I found the ending the most interesting and thought provoking. How when Ginny is finally given the thing that she has sought for so long, she is so, so confused. She finds it difficult to handle the suddenly shifting circumstances despite people trying to prepare her for it. Obviously there are better ways of going about it, but still, to witness how it threw her for such a loop and how she handled it was so worrisome. There were so many points where she could have been severely injured or even killed.

Beyond the annoying adults, my only lingering annoyances were why none of Ginny’s various caretakers ever offered a better solution to Ginny’s runaway problem. She was constantly trying to escape to get back to her mother, Gloria, and everyone knew it. Why didn’t anyone ever bother to try some heavily supervised visits with the girl’s mother?
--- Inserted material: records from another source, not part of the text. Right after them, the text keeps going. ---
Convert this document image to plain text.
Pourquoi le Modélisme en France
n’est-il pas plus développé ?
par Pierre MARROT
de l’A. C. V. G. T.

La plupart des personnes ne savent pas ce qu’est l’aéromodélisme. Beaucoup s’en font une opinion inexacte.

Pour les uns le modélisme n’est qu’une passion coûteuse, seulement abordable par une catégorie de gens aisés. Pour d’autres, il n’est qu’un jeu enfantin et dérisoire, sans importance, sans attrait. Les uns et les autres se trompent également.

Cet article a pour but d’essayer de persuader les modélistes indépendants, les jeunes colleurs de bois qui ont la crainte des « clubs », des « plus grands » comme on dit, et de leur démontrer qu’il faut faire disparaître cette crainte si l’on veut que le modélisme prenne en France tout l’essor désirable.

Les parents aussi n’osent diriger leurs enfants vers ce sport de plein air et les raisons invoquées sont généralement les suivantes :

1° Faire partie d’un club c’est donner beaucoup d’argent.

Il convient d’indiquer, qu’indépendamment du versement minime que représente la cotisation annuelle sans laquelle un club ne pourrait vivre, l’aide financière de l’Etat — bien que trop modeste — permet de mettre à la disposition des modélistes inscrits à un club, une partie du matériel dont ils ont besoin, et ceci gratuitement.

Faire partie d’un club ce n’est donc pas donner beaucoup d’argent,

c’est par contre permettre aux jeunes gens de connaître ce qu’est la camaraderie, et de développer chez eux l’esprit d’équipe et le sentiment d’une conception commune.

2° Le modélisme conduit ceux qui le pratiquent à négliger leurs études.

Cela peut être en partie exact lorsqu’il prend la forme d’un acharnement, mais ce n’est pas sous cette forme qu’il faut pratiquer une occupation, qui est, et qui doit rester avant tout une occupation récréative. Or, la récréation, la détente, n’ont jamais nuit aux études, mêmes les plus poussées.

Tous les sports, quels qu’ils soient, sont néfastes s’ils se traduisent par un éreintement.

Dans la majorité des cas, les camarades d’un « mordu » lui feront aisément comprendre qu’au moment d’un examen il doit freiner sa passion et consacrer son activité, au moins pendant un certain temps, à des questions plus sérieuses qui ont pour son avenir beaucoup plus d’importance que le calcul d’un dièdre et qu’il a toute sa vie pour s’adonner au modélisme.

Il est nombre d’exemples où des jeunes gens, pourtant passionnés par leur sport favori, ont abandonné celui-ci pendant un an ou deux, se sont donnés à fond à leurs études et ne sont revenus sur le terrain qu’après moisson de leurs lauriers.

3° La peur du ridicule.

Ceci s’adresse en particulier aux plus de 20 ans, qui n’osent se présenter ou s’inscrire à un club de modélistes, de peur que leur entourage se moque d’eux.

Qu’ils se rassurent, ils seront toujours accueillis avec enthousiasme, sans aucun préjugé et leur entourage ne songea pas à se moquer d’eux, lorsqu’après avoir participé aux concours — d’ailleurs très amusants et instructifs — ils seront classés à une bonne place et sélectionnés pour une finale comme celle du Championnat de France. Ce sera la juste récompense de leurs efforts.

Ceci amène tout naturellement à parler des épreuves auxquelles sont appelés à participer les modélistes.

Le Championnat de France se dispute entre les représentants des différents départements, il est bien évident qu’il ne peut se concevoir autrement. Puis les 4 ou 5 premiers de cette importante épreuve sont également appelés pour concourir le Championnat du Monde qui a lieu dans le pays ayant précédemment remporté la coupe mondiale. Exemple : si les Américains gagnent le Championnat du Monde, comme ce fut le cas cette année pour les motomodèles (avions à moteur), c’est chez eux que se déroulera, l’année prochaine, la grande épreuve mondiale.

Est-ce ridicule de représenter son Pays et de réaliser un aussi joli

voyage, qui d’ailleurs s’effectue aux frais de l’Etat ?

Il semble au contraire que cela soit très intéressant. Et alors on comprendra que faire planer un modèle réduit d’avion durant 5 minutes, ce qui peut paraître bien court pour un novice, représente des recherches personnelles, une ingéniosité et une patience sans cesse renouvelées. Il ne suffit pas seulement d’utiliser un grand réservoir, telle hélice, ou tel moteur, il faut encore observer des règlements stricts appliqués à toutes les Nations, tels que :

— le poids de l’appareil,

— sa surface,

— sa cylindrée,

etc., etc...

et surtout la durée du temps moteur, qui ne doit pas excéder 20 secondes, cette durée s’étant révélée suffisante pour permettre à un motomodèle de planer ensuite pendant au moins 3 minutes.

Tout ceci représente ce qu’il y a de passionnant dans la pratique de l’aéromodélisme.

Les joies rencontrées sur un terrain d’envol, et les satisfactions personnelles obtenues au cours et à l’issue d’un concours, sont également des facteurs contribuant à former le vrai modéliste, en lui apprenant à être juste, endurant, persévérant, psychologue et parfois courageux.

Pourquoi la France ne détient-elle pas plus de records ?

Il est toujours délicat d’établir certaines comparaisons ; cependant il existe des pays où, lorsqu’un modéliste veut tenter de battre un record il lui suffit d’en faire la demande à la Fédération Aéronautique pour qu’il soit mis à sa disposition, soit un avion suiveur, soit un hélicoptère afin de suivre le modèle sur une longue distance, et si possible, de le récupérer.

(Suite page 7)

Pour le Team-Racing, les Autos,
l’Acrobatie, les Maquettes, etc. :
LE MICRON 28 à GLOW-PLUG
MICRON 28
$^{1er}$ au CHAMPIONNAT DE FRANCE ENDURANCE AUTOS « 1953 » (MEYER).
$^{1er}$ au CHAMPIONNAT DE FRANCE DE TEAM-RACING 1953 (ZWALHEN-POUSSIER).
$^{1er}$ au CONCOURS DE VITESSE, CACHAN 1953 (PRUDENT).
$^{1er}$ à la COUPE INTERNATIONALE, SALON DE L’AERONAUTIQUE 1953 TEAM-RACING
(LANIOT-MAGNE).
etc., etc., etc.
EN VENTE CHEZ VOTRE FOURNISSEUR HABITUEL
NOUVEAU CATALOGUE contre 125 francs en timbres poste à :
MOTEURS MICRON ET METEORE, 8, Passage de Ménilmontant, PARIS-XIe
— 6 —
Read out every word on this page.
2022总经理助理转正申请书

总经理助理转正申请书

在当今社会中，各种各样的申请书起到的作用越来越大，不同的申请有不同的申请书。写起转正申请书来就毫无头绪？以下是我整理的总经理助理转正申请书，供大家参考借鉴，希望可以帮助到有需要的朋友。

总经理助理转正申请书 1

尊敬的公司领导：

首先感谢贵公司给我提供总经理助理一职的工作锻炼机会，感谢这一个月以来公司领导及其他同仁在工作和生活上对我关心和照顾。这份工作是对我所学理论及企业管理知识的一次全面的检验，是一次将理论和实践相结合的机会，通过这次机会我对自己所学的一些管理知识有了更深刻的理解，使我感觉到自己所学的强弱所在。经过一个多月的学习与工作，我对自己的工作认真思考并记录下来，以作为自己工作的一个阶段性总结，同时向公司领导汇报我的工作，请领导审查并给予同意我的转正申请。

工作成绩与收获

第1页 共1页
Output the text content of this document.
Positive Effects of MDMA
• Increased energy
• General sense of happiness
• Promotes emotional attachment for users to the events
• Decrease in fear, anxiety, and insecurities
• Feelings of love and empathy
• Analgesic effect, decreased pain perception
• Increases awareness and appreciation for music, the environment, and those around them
I know she was generally a lowlife, but surely there was a way. Also, I would have liked to know what really went down with Ginny’s dad and her foster parents. You get the general gist, but since all is told from Ginny’s perspective, you can only guess. It bothered me how that ended.

I feel like I’ve already given too much away. But alas, it was a really compelling read. Funny at times. Heart wrenching at others. But overall, I really, really liked that smart cookie, Ginny Moon.